How AI Automates an ‘Onerous’ Equity Research Process
Accelerating Equity Research by Automating Statement Analysis for Global Financial Service Provider
One of the global leaders in financial content services trusted worldwide in the context of tax, government, law, media and compliance. Providing the niche professionals with answers to complex problems, the company offers trusted insights, information and innovation to help unravel the knots in complicated situations in areas that move the world forward.
For the Chief Financial Officer at the company the areas of operation also focus on bringing efficiency and speed into the ecosystem of financial documents processing to make extracting and classifying key data simpler, helping the company take financial decisions based on accurate insights gleaned from it.
The lack of an incumbent to accurately process financial documents had significantly impacted the company in terms of accuracy, efficiency, data classification and extraction of key values from it. Data is rapidly rising to the top rungs of priority globally, and the need for getting it ready and handy drove the company to rejig their systems of financial documents processing. By automating aspects like document analyses, context building and classification, processing multi-page PDFs and accurate data extraction, the company wanted to create an environs around its financial data arm that helped the professionals weed out the onerous nature of the entire process while getting access to the required data simultaneously.
Recognising the need to accelerate the process of financial documents processing, RecoSense identified the key areas for intelligent automation:
- Analysis of financial documents
- Identifying key financial concepts with a view to auto-classify extracted information and build context for quicker comprehension
- Imbuing the system with the capability to process documents with multiple pages in lesser time
- Accuracy in the extraction of crucial values from information-inundated documents
By automating the financial statement analyser systems, RecoSense established the first step for inculcating efficiency in the process cascade that made downstream aspects flow freely. With a view to helping the system build contexts with the extracted information, a cognitive engine was put in place that could work with any category of financial documents. Furthermore, the machine learning module deployed for the purpose was capable of identifying the right summary statements from the whole document to provide the professionals with the crux of the specific financial concepts contained therein.

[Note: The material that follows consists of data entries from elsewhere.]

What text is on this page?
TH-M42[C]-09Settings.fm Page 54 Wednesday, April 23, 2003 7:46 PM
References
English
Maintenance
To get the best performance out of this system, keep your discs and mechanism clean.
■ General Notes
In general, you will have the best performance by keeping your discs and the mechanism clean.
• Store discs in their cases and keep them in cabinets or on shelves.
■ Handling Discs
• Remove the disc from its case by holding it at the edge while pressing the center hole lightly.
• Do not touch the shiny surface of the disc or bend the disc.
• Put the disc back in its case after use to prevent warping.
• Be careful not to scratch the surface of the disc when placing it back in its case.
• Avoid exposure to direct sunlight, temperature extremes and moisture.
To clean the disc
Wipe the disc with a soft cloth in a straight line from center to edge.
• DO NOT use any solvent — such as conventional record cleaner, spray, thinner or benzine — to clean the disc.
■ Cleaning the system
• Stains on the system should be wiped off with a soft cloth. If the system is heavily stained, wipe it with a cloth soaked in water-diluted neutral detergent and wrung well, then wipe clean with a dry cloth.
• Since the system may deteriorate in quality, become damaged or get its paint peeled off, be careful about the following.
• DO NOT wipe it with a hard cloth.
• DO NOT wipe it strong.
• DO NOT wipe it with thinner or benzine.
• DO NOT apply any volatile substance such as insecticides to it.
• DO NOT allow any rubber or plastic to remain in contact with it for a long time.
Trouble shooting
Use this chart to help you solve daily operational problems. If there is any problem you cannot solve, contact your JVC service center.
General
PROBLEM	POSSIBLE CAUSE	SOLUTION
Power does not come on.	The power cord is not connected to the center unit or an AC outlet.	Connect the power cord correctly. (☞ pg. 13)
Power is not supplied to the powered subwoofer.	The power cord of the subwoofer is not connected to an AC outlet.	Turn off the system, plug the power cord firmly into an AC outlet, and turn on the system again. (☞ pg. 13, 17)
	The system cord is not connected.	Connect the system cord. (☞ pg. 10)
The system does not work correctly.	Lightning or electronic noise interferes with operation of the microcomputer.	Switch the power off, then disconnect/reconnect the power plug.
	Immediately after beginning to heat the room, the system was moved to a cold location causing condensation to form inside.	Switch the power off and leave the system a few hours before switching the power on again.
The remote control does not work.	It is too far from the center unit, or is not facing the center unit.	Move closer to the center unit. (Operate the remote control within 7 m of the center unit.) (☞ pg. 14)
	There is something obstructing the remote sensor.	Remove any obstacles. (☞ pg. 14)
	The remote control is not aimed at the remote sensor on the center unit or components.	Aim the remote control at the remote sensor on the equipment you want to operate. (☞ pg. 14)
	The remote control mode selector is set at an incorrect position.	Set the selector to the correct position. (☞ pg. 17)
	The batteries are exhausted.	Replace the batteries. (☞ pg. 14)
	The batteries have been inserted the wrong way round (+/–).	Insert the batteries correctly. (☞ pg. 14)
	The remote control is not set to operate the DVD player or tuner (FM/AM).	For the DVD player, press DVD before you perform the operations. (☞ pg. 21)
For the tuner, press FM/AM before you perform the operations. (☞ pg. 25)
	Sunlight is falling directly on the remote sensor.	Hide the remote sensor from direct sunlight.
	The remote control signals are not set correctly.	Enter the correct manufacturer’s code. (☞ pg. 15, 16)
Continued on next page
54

RecoSense also deployed a meta engine to identify the core values from a document and extract them with high accuracy. A simple user interface with functionality for producing insights and reporting made data perusal more straightforward and comprehensible.
With the solutions thus deployed, RecoSense achieved industry benchmarks in certain processes.
- Accuracy to the tune of 97% was achieved, the highest among the 40+ vendors in the industry, assessed over a two-year period.
- The error rate was less than 2% in a dataset of over 600 processed documents.
- In successful identification of financial data points, the success rate was 100%.
- Scalability to the tune of 400,000 documents per year was achieved.
RecoSense is dedicated to helping professionals and agencies automate key areas where insights that can revolutionise development and growth can be derived.